By Marjorie Johnson, J.D.
In a putative class action against Taco Bell concerning employee meal breaks, the Ninth Circuit found that the fast-food chain’s policy of requiring employees to stay on the premises to eat discounted meals did not violate the California Labor Code since they were relieved of all duties during their meal break, were free to use the 30 minutes in any way they wished, and were only subject to the stay-on-the-premises restriction if they voluntarily chose to purchase a meal at a discount. Affirming dismissal of the plaintiff’s claims on summary judgment, the appeals court also rejected the plaintiff’s assertion that the value of the discounted meals must be added to the regular rate of pay for overtime purposes (Rodriguez v. Taco Bell Corp., July 18, 2018, Schroeder, M.).
Discounted meals. Throughout the employee’s employment, Taco Bell offered 30-minute meal breaks that were fully compliant with California’s requirements. As a special benefit, employees were also allowed to buy one meal per shift at a deep discount, provided that they ate the meal in the restaurant. Taco Bell required that discounted meals be eaten on the premises to prevent theft by ensuring that employees did not bring the discounted food to friends and family. The purchase of the discounted meals was on a voluntary basis and there was no requirement that employees ever purchase Taco Bell products. However, the policy was apparently popular, and the employee bought a discounted meal almost every shift.
District court finds no wage violation. The employee’s putative class action asserted that in requiring that discounted meals be eaten on the premises, Taco Bell violated California law by failing to provide uninterrupted, duty-free meal periods and/or rest periods, or premium wages in lieu thereof. The district court granted summary judgment for Taco Bell on these claims, emphasizing that employees were free to use the meal break time as they wished and were only required to remain on the premises if they voluntarily chose to purchase a discounted meal.

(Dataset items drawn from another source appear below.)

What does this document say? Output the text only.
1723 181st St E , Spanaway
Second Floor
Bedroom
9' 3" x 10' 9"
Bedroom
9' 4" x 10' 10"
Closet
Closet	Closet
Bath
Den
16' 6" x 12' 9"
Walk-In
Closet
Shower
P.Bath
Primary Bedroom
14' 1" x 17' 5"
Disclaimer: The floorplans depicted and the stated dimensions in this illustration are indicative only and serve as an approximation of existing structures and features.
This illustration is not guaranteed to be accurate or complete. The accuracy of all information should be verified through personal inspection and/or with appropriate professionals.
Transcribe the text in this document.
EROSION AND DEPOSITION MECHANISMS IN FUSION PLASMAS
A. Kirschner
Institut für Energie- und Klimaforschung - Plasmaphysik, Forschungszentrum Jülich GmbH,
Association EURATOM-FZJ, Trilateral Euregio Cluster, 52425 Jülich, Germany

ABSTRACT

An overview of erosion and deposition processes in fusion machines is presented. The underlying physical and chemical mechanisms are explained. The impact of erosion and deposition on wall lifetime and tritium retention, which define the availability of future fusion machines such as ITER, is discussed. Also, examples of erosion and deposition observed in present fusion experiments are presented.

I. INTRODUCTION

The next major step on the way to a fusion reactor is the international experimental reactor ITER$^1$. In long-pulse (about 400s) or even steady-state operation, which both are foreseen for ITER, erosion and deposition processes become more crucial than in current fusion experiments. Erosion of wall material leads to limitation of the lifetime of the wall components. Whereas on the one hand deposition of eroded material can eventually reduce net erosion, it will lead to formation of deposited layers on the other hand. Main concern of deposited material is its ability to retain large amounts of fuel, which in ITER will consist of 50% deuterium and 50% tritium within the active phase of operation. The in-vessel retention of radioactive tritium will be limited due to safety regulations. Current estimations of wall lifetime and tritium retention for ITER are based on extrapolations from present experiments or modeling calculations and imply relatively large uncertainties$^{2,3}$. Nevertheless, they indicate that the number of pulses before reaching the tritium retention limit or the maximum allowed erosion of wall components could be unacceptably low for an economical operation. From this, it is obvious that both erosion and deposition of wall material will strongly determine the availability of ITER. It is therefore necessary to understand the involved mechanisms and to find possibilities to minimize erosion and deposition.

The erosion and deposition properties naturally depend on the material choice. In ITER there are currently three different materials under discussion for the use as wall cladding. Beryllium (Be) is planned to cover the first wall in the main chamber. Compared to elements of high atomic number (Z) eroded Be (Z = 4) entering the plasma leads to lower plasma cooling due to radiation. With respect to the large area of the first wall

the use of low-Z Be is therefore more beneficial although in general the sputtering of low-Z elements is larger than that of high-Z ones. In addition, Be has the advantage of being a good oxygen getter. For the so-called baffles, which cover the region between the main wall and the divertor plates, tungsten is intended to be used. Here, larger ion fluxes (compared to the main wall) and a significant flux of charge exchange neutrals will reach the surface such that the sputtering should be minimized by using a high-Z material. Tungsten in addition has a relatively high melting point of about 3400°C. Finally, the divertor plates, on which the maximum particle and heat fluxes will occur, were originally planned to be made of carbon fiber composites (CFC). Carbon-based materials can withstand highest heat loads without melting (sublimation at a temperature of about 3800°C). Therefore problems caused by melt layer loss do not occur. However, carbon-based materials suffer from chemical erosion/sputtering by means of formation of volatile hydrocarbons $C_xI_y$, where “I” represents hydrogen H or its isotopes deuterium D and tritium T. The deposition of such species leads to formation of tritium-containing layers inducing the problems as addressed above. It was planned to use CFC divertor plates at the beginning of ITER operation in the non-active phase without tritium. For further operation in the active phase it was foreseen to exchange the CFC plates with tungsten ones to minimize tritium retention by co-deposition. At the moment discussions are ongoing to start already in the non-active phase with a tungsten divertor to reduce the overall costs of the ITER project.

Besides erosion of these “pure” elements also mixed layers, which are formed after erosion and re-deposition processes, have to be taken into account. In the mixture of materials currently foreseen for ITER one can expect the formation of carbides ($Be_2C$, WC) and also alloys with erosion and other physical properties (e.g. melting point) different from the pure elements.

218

Applicable law. The applicable California regulation governing meal periods, rest breaks, and overtime pay in the restaurant industry (Wage Order 5) required that employees be relieved of “all duty” during the meal period. The remedy for failing to provide a meal or rest break required by statute or regulation was “premium wages,” or one additional hour of pay at the employee’s regular rate of compensation for each workday that the meal or rest or recovery period was not provided. The California Supreme Court has held that employers fulfill their obligation to provide meal periods to their employees when they relieve their “employees of all duty, relinquish control over their activities and permit them a reasonable opportunity to take an uninterrupted 30-minute break, and do not impede or discourage them from doing so.”
Meal plan was voluntary. Here, the employee did not dispute that the condition of consumption-on-premises was to prevent theft, but contended that employees were nevertheless under employer control during the meal period, and thus “on duty” for purposes of California Wage Order 5. The Ninth Circuit disagreed, however, since the undisputed evidence showed that Taco Bell did not require or otherwise pressure employees to purchase a discounted meal and relieved anyone who did of all duty. They were free to leave the premises or spend their break time in any way that they chose that did not interfere with Taco Bell conducting its business.
Indeed, employees were free to purchase meals at full price and eat them wherever they wished. Moreover, there was no evidence showing that Taco Bell required or pressured the employee to conduct work activities while on premises during the meal period. In fact, Taco Bell’s policy appeared to prohibit this, as employees were required to take rest breaks and meal periods away from “the food production” and “cash register” area.
Not compelled to stay. The appeals court also rejected the employee’s reliance on a California Supreme Court case that involved employees who were required to travel to work on employer-provided buses. Their time was held to be compensable since they were under the employer’s control even if they weren’t required to work, since the employer’s work rules “prohibited employees from using their own transportation to get to and from the fields.” However, the state high court limited its holding to policies that compelled employee participation.
This case was also distinguishable from those involving employees who were “on call” during their break time and required to be readily available to perform their duties on behalf of the employer. The Taco Bell employees were free to use their break time in any way they wished.
Value of meals. The Ninth Circuit also rejected the employee’s assertion that the value of the discounted meals be added to the regular rate of pay for overtime purposes. At the outset, it appeared that this regular rate claim was derivative of her challenge to Taco Bell’s discounted meal policy, since the overtime she sought was predicated on counting the time spent eating meals as on-duty time. Accordingly, because she was not entitled to be paid for her time eating the meals, she was not entitled to overtime pay for it.
But even assuming that her claim referred to overtime hours worked apart from meal breaks, and that the value of the meal could be considered part of her compensation, her claim still failed since she was unable to establish the applicable value. The additional compensation she would receive from Taco Bell would be the reasonable cost of the meal to Taco Bell. However, she relied only upon the dollar amount of the discount from the retail price, but failed to produce any evidence showing the “reasonable cost” or “fair value” to Taco Bell of furnishing the discounted meal.